Geçtiğimiz gün bir grup siyaset meraklısı Kıbrıslı Rum ve Kıbrıslı Türk arkadaşlarımla sohbet ederken, bir arkadaşım “sizce görüşmeler tarihinin en başarısız lideri kimdir” sorusunu ortaya attı. Cevap verirken, Kıbrıslı Rum ve Kıbrıslı Türk lider diye ayırmayacaktık. Herkes kendi fikrini söylemeye başlamıştı ki, sonra konu değişti ve soruyu unuttuk.
Yoğun geçen bir günün ardından eve gelip kendi kendimle kaldığımda soru yeniden aklıma geldi. Eğer soru “en büyük zararı kim verdi” olsaydı sanırım Papadopoulos ve Anastasiades bu yarışı önde tamamlardı.

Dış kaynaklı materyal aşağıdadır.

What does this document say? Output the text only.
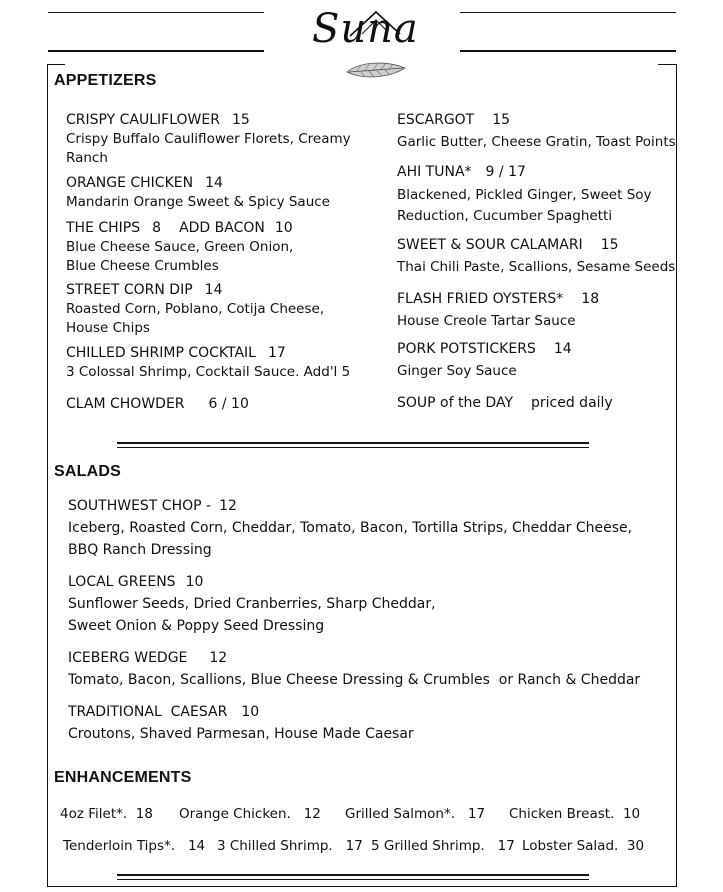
Suna
APPETIZERS
CRISPY CAULIFLOWER 15
Crispy Buffalo Cauliflower Florets, Creamy Ranch
ORANGE CHICKEN 14
Mandarin Orange Sweet & Spicy Sauce
THE CHIPS 8 ADD BACON 10
Blue Cheese Sauce, Green Onion, Blue Cheese Crumbles
STREET CORN DIP 14
Roasted Corn, Poblano, Cotija Cheese, House Chips
CHILLED SHRIMP COCKTAIL 17
3 Colossal Shrimp, Cocktail Sauce. Add'l 5
CLAM CHOWDER 6 / 10
ESCARGOT 15
Garlic Butter, Cheese Gratin, Toast Points
AHI TUNA* 9 / 17
Blackened, Pickled Ginger, Sweet Soy Reduction, Cucumber Spaghetti
SWEET & SOUR CALAMARI 15
Thai Chili Paste, Scallions, Sesame Seeds
FLASH FRIED OYSTERS* 18
House Creole Tartar Sauce
PORK POTSTICKERS 14
Ginger Soy Sauce
SOUP of the DAY priced daily
SALADS
SOUTHWEST CHOP - 12
Iceberg, Roasted Corn, Cheddar, Tomato, Bacon, Tortilla Strips, Cheddar Cheese, BBQ Ranch Dressing
LOCAL GREENS 10
Sunflower Seeds, Dried Cranberries, Sharp Cheddar, Sweet Onion & Poppy Seed Dressing
ICEBERG WEDGE 12
Tomato, Bacon, Scallions, Blue Cheese Dressing & Crumbles  or Ranch & Cheddar
TRADITIONAL  CAESAR 10
Croutons, Shaved Parmesan, House Made Caesar
ENHANCEMENTS
4oz Filet*. 18 Orange Chicken. 12 Grilled Salmon*. 17 Chicken Breast. 10
Tenderloin Tips*. 14 3 Chilled Shrimp. 17 5 Grilled Shrimp. 17 Lobster Salad. 30
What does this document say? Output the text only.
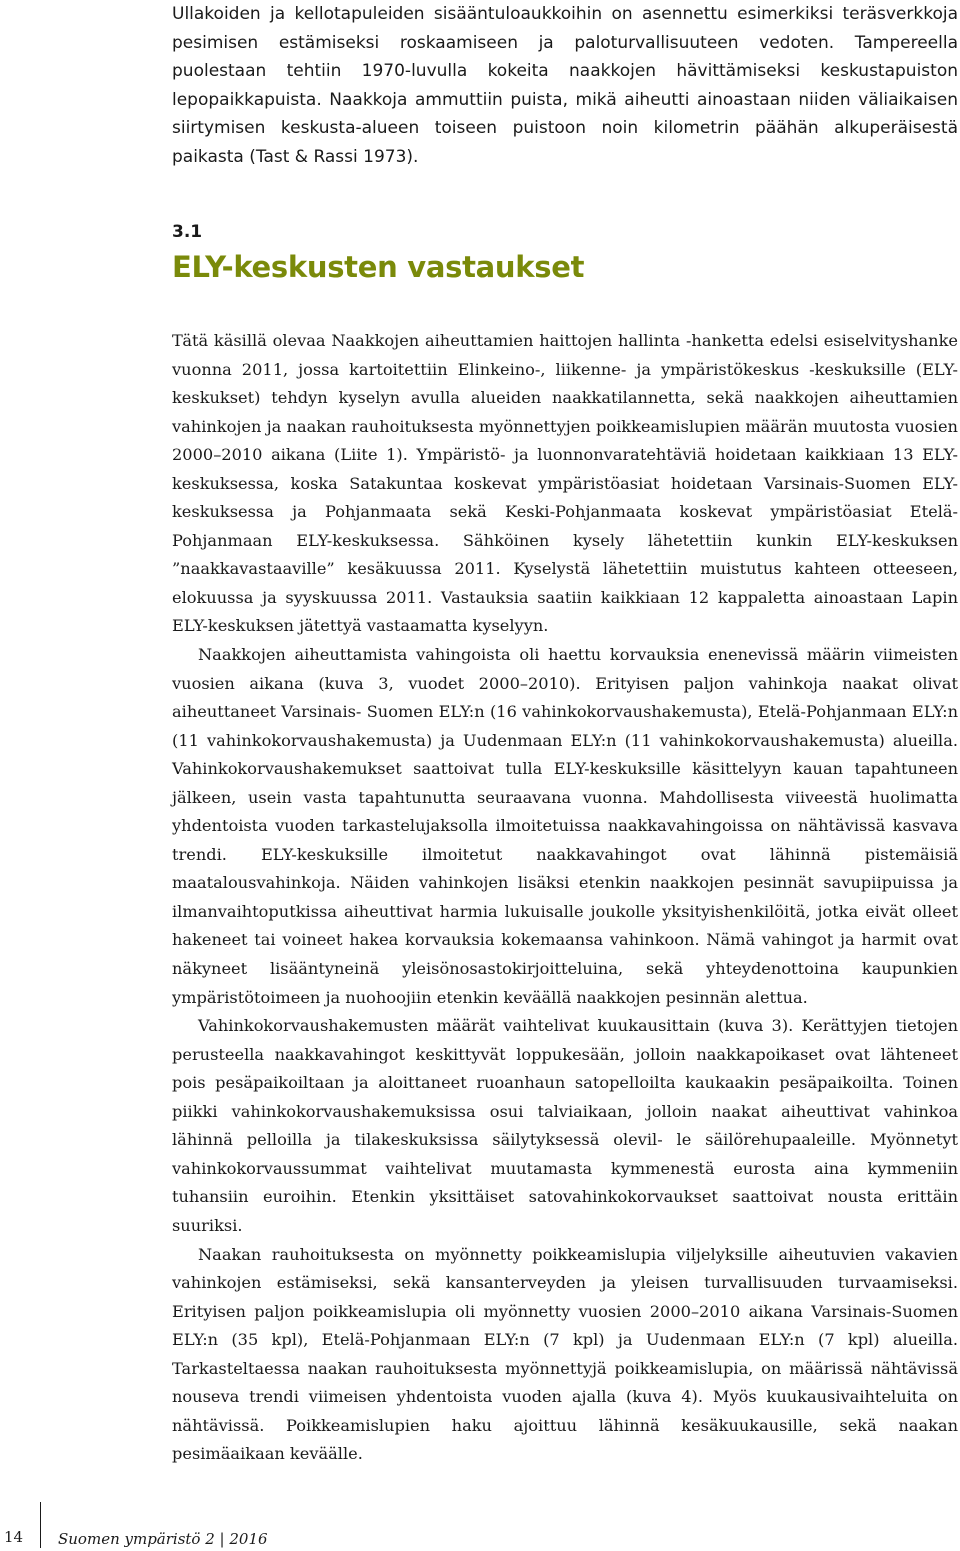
Ullakoiden ja kellotapuleiden sisääntuloaukkoihin on asennettu esimerkiksi teräsverkkoja pesimisen estämiseksi roskaamiseen ja paloturvallisuuteen vedoten. Tampereella puolestaan tehtiin 1970-luvulla kokeita naakkojen hävittämiseksi keskustapuiston lepopaikkapuista. Naakkoja ammuttiin puista, mikä aiheutti ainoastaan niiden väliaikaisen siirtymisen keskusta-alueen toiseen puistoon noin kilometrin päähän alkuperäisestä paikasta (Tast & Rassi 1973).

3.1
ELY-keskusten vastaukset

Tätä käsillä olevaa Naakkojen aiheuttamien haittojen hallinta -hanketta edelsi esiselvityshanke vuonna 2011, jossa kartoitettiin Elinkeino-, liikenne- ja ympäristökeskus -keskuksille (ELY-keskukset) tehdyn kyselyn avulla alueiden naakkatilannetta, sekä naakkojen aiheuttamien vahinkojen ja naakan rauhoituksesta myönnettyjen poikkeamislupien määrän muutosta vuosien 2000–2010 aikana (Liite 1). Ympäristö- ja luonnonvaratehtäviä hoidetaan kaikkiaan 13 ELY-keskuksessa, koska Satakuntaa koskevat ympäristöasiat hoidetaan Varsinais-Suomen ELY-keskuksessa ja Pohjanmaata sekä Keski-Pohjanmaata koskevat ympäristöasiat Etelä-Pohjanmaan ELY-keskuksessa. Sähköinen kysely lähetettiin kunkin ELY-keskuksen ”naakkavastaaville” kesäkuussa 2011. Kyselystä lähetettiin muistutus kahteen otteeseen, elokuussa ja syyskuussa 2011. Vastauksia saatiin kaikkiaan 12 kappaletta ainoastaan Lapin ELY-keskuksen jätettyä vastaamatta kyselyyn.

Naakkojen aiheuttamista vahingoista oli haettu korvauksia enenevissä määrin viimeisten vuosien aikana (kuva 3, vuodet 2000–2010). Erityisen paljon vahinkoja naakat olivat aiheuttaneet Varsinais- Suomen ELY:n (16 vahinkokorvaushakemusta), Etelä-Pohjanmaan ELY:n (11 vahinkokorvaushakemusta) ja Uudenmaan ELY:n (11 vahinkokorvaushakemusta) alueilla. Vahinkokorvaushakemukset saattoivat tulla ELY-keskuksille käsittelyyn kauan tapahtuneen jälkeen, usein vasta tapahtunutta seuraavana vuonna. Mahdollisesta viiveestä huolimatta yhdentoista vuoden tarkastelujaksolla ilmoitetuissa naakkavahingoissa on nähtävissä kasvava trendi. ELY-keskuksille ilmoitetut naakkavahingot ovat lähinnä pistemäisiä maatalousvahinkoja. Näiden vahinkojen lisäksi etenkin naakkojen pesinnät savupiipuissa ja ilmanvaihtoputkissa aiheuttivat harmia lukuisalle joukolle yksityishenkilöitä, jotka eivät olleet hakeneet tai voineet hakea korvauksia kokemaansa vahinkoon. Nämä vahingot ja harmit ovat näkyneet lisääntyneinä yleisönosastokirjoitteluina, sekä yhteydenottoina kaupunkien ympäristötoimeen ja nuohoojiin etenkin keväällä naakkojen pesinnän alettua.

Vahinkokorvaushakemusten määrät vaihtelivat kuukausittain (kuva 3). Kerättyjen tietojen perusteella naakkavahingot keskittyvät loppukesään, jolloin naakkapoikaset ovat lähteneet pois pesäpaikoiltaan ja aloittaneet ruoanhaun satopelloilta kaukaakin pesäpaikoilta. Toinen piikki vahinkokorvaushakemuksissa osui talviaikaan, jolloin naakat aiheuttivat vahinkoa lähinnä pelloilla ja tilakeskuksissa säilytyksessä olevil- le säilörehupaaleille. Myönnetyt vahinkokorvaussummat vaihtelivat muutamasta kymmenestä eurosta aina kymmeniin tuhansiin euroihin. Etenkin yksittäiset satovahinkokorvaukset saattoivat nousta erittäin suuriksi.

Naakan rauhoituksesta on myönnetty poikkeamislupia viljelyksille aiheutuvien vakavien vahinkojen estämiseksi, sekä kansanterveyden ja yleisen turvallisuuden turvaamiseksi. Erityisen paljon poikkeamislupia oli myönnetty vuosien 2000–2010 aikana Varsinais-Suomen ELY:n (35 kpl), Etelä-Pohjanmaan ELY:n (7 kpl) ja Uudenmaan ELY:n (7 kpl) alueilla. Tarkasteltaessa naakan rauhoituksesta myönnettyjä poikkeamislupia, on määrissä nähtävissä nouseva trendi viimeisen yhdentoista vuoden ajalla (kuva 4). Myös kuukausivaihteluita on nähtävissä. Poikkeamislupien haku ajoittuu lähinnä kesäkuukausille, sekä naakan pesimäaikaan keväälle.

14 Suomen ympäristö 2 | 2016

“En inatçı ve uzlaşması zor lider” tanımının belki de müteveffa Denktaş’a daha çok uyacağını düşünürdüm. Vasiliou, Talat ve Akıncı çözümü en içten isteyen lider kategorilerinde kendilerine yer bulurlardı sanırım. Elbette ki tüm bu değerlendirmeler benim kişisel fikrimi yansıtıyor ve eminim ki benimle ayni fikirde olmayacak dostlarım da vardır. İsmini saymadığım diğer liderleri de herkes kendi penceresinden değerlendirebilir.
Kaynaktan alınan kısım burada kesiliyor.